Another small drawing (all of the works are 11 by 15 inches), called Three Billion Dollar Project (2019), presents a row of the front parts of the fuselage of the B-29 Boeing Superfortress--four-engine, propeller-powered heavy bombers, including the Enola Gay. The gray wash depicting the front part of the bombers accentuates a feeling close to a cold industrial despair. Humanoid parakeets in clean suits work on the planes; we see nothing of the birds’ faces, so that the protagonists are generalized rather than specifically American--a decision by the artist, who wanted to expand the story to something larger than an American narrative. As a Japanese immigrant artist, Tsutaja is representing a point of view not found in the American version of events. This is important to remember generally of her work; Tsutaja is presenting an alternative to the atomic bomb attack Americans have read as militarily and morally necessary, but which is more complex than that.
The First Aid Tent Station (2019), based on a photo taken in a hospital, illustrates the horrific effects of the atom bombing. We see the lower half of a man in black pants, holding chopsticks and a small white bowl, standing over something or someone--it is hard to tell, the forms are so distorted and jumbled, they are close to abstract. On the upper left, it looks like the viewer is seeing a skeletal face and body, but again, it is not easy to distinguish a person from the swarm of obscurely rendered forms in the drawing. What does come through is a sense of anarchic distress, played out by human anguish--even if we cannot see the head and torso of the man with the chopsticks, and even if the general scene is beyond recognition. Chaos, moral and visual, reigns.

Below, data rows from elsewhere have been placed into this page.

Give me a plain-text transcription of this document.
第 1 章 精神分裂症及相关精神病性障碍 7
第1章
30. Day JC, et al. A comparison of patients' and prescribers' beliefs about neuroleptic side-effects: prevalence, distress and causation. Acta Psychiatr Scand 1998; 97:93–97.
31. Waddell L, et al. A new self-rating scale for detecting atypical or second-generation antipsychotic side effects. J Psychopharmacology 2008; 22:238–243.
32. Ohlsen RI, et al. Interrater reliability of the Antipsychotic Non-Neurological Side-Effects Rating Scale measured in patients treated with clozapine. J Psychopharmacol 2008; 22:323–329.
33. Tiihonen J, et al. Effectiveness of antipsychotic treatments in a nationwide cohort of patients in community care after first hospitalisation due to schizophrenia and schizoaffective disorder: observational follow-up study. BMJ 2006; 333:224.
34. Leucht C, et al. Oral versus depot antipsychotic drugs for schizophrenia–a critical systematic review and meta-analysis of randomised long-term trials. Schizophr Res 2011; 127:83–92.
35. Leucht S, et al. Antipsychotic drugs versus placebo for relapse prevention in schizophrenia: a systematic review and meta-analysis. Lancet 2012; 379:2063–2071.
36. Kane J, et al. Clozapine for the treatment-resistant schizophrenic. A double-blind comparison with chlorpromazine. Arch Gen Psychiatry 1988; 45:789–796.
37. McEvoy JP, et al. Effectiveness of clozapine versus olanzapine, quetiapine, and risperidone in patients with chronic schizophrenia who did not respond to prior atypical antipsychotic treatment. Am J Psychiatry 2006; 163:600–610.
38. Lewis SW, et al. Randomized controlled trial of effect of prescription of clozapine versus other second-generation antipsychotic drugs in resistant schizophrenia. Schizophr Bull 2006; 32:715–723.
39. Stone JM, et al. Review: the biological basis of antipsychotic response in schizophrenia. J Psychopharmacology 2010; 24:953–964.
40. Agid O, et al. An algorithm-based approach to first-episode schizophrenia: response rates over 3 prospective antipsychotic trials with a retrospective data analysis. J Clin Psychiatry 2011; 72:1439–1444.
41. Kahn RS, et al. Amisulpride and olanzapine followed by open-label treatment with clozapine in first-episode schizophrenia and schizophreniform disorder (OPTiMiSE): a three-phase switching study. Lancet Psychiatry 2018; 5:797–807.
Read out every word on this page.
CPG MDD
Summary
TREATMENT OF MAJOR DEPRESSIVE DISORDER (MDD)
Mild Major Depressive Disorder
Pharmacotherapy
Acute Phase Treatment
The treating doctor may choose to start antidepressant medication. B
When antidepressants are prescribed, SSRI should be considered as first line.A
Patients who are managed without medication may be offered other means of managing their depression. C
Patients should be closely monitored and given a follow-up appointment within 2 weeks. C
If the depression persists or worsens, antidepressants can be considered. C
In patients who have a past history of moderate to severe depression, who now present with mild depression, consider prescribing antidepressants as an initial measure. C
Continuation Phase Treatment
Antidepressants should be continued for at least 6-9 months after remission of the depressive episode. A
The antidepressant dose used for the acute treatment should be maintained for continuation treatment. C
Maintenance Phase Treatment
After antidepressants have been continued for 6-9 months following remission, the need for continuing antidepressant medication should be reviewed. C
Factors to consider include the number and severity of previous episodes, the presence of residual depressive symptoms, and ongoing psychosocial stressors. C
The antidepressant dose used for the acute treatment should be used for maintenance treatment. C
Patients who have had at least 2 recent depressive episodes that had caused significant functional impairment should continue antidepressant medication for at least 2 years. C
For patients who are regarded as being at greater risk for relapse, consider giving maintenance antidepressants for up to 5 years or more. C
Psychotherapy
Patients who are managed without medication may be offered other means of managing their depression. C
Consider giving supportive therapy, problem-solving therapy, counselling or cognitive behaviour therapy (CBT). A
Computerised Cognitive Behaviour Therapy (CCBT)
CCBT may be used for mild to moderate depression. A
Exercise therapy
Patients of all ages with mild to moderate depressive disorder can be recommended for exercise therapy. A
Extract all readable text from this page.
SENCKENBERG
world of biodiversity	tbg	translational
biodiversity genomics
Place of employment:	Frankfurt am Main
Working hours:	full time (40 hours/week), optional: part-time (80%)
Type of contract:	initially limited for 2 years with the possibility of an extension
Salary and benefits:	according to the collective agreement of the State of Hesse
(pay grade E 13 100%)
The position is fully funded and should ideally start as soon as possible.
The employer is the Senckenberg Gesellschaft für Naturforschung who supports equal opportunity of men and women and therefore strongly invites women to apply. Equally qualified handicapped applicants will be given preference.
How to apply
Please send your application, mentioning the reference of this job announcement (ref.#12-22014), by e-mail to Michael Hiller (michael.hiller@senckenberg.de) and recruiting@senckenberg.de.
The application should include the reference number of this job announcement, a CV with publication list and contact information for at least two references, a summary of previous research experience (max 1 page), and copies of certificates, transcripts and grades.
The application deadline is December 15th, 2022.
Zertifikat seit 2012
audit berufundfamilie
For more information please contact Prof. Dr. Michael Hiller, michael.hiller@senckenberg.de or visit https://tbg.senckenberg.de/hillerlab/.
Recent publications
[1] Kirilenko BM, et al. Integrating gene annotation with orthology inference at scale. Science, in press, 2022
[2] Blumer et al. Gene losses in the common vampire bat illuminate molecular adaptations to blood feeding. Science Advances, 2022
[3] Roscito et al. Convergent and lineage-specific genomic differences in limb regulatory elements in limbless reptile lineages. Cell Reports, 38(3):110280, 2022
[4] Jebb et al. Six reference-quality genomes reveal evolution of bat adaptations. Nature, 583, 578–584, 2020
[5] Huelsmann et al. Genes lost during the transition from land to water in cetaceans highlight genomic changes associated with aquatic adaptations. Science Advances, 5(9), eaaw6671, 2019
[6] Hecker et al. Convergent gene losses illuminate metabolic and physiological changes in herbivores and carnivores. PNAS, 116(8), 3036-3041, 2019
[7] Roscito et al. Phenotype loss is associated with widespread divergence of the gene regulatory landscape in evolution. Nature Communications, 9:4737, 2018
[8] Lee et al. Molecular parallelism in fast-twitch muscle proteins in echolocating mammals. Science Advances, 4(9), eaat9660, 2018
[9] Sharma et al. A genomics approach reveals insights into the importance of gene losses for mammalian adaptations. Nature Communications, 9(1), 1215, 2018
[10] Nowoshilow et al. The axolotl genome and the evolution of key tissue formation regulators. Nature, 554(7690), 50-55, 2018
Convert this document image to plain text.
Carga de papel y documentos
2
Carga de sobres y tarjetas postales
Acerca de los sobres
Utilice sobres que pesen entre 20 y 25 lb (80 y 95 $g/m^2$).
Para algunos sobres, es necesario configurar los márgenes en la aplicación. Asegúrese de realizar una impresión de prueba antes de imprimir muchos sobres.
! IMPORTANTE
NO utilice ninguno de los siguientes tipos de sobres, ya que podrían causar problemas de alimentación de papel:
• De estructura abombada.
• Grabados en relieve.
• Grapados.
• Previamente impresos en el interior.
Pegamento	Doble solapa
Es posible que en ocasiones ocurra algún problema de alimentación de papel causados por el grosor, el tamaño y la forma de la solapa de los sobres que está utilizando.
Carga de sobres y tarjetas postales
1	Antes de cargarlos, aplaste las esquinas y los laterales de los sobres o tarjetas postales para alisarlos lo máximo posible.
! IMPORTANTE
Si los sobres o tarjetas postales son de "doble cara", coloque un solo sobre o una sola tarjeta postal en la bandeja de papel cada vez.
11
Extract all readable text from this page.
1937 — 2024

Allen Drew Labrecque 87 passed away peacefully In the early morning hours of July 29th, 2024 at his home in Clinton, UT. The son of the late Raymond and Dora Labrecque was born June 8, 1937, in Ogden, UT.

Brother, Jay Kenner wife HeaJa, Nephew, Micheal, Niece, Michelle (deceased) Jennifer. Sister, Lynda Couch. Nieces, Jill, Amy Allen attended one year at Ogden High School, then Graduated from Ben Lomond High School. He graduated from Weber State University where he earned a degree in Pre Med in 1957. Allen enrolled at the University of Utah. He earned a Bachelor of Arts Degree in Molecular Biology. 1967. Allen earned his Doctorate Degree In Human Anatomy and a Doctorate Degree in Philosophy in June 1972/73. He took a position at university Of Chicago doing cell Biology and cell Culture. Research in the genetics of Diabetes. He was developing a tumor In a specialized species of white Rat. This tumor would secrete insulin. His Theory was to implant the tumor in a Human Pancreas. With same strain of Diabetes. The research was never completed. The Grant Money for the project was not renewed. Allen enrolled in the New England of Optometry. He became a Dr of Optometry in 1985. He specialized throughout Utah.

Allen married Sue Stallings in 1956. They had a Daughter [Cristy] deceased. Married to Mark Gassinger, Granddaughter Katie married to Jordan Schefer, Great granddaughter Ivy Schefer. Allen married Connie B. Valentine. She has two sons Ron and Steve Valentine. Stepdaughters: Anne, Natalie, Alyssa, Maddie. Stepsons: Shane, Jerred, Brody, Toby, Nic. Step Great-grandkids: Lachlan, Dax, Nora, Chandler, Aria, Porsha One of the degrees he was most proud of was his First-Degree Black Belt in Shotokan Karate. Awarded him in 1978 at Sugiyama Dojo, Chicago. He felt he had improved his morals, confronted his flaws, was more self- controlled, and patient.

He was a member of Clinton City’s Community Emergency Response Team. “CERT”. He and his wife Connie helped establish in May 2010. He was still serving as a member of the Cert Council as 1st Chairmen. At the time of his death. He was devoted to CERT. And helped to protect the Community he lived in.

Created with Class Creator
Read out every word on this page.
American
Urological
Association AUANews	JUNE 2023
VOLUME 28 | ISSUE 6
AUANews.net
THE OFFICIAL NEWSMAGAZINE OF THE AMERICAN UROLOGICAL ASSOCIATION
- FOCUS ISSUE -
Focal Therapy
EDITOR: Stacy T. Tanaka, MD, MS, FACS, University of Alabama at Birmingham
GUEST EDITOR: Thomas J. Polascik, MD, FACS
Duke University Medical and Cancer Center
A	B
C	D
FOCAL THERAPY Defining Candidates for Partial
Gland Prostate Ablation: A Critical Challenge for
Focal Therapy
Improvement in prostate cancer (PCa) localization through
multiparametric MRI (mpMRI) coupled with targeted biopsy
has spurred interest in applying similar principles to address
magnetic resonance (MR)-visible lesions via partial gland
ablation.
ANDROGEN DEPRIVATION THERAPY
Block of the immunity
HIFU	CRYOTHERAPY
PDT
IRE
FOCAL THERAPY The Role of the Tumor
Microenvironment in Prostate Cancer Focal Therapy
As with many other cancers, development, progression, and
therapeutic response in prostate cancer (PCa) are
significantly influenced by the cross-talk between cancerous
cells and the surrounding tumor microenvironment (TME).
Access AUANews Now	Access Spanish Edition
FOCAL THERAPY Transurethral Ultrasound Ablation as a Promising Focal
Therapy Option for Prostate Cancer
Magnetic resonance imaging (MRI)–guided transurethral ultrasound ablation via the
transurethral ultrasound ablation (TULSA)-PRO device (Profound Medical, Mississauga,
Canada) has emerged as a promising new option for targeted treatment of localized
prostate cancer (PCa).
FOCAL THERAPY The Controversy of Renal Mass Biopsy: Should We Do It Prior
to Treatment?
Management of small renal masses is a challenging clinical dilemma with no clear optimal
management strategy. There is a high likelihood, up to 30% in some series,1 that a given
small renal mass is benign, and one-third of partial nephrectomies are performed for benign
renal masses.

In a 13-minute video, titled Study with the Moon (2019), the themes of the bombing are realized in a series of drawings in motion that show, among other scenes, the bombers in alignment and a lunar landscape with large insect-like creatures (called kumo in Japanese, a word meaning both “cloud” and “spider”--nouns indicative of the bomb’s mushroom cloud appearance and destructive energies) crawling in the dust, along with monk parakeets circling a nest outside the small building serving as an entrance to the Los Alamos site. The video is moving, but even more important, it is contemporary in its energies--this is a new retelling of a major historical trauma.
We need, very much, a revised history of the atom bomb. We too easily pass it off as an inevitable military event when the situation is more complicated than that, and the suffering so large, that it needs to be told from more than one point of view. In her sculpture and drawings, Tsutaja is not so much revising the past as she is telling the truth. The skill of her drawings shows us that sumi ink work, despite its centuries of history, may be put to use in highly innovative ways, relating events in a contemporary fashion. Tsutaja shows us how the atom bomb is something more troubling than is understood in America, something causing a suffering we have not truly acknowledged. WM
Jonathan Goodman is a writer in New York who has written for Artcritical, Artery and the Brooklyn Rail among other publications.